Sie unterbrachen ihr Gespräch, als der Ober mit dem Essen kam. Jens’ Augen wurden groß und rund. Sogar Pommes frites lagen auf seinem Teller. Die aß er für sein Leben gern, hatte sie aber nie bekommen, nur ein einziges Mal probiert.
Jens aß mit großem Appetit. Es machte Daniel Freude, ihm dabei zuzusehen. Jens war ein hübscher Junge. Besonders in den neuen Sachen. Man konnte direkt stolz auf ihn sein.
»Jetzt müssen wir aber losfahren«, sagte Daniel nach dem Essen. »Sonst erreichen wir Davos heute nicht mehr.«
Die Fahrt nach Davos war für Jens ein großartiges Erlebnis. Das begann schon mit dem schönen großen Wagen, in dem er fahren durfte. Und was er alles sah! Er war ja bisher noch nie aus Deutschland herausgekommen. Schon Österreich begeisterte ihn. Und dann erst die Schweiz. Seine Wangen glühten, und seine Augen leuchteten.

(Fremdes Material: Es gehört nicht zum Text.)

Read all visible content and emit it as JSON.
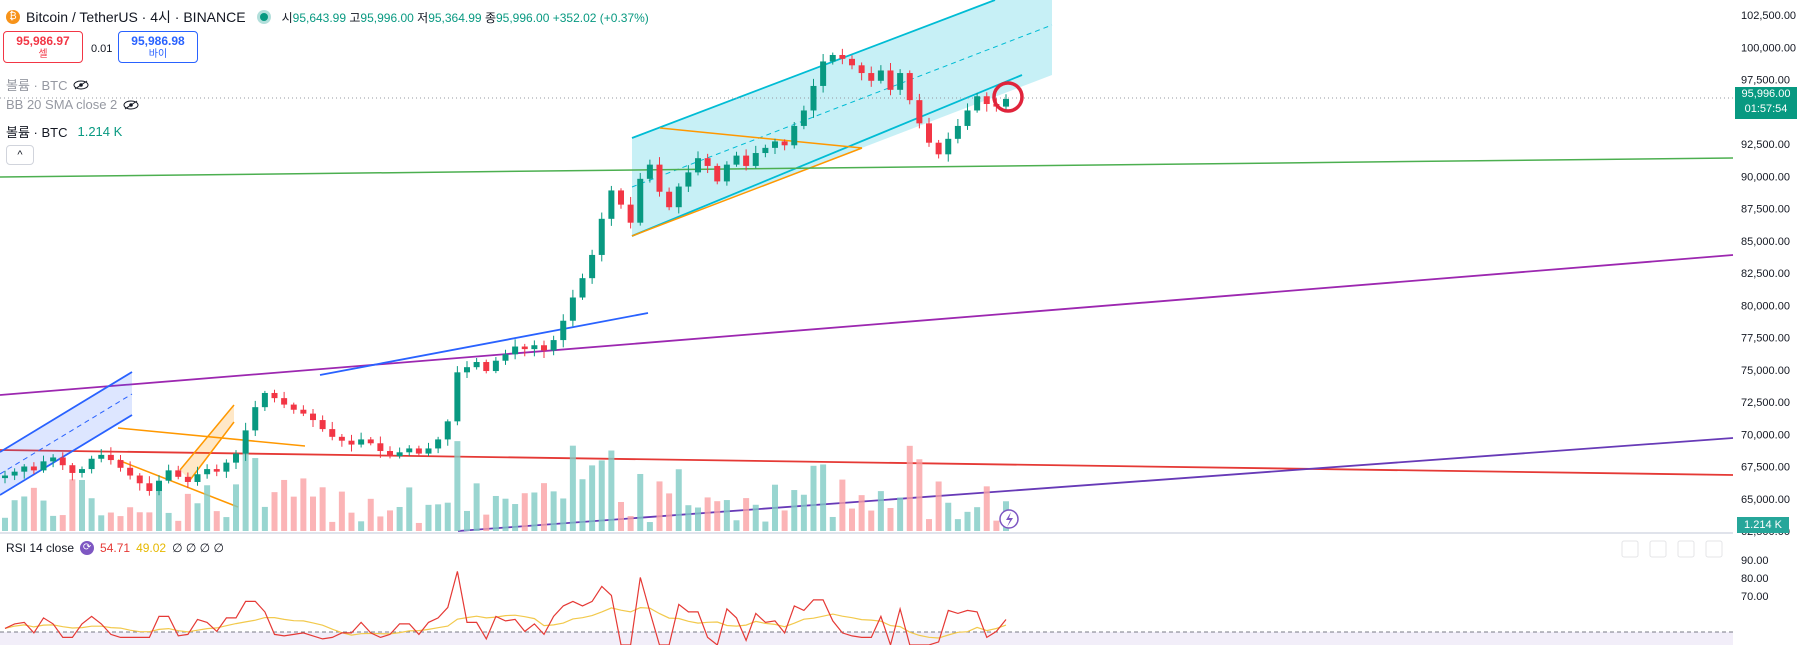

Daniel selbst stellte ebenfalls fest, dass ihm eine Autofahrt noch nie soviel Spaß bereitet hatte. Er kannte die Namen aller Berge, die sie sahen, und machte Jens auf besonders schöne oder alte Bauten aufmerksam. Er erwähnte auch wichtige Begebenheiten aus der Geschichte der Schweiz.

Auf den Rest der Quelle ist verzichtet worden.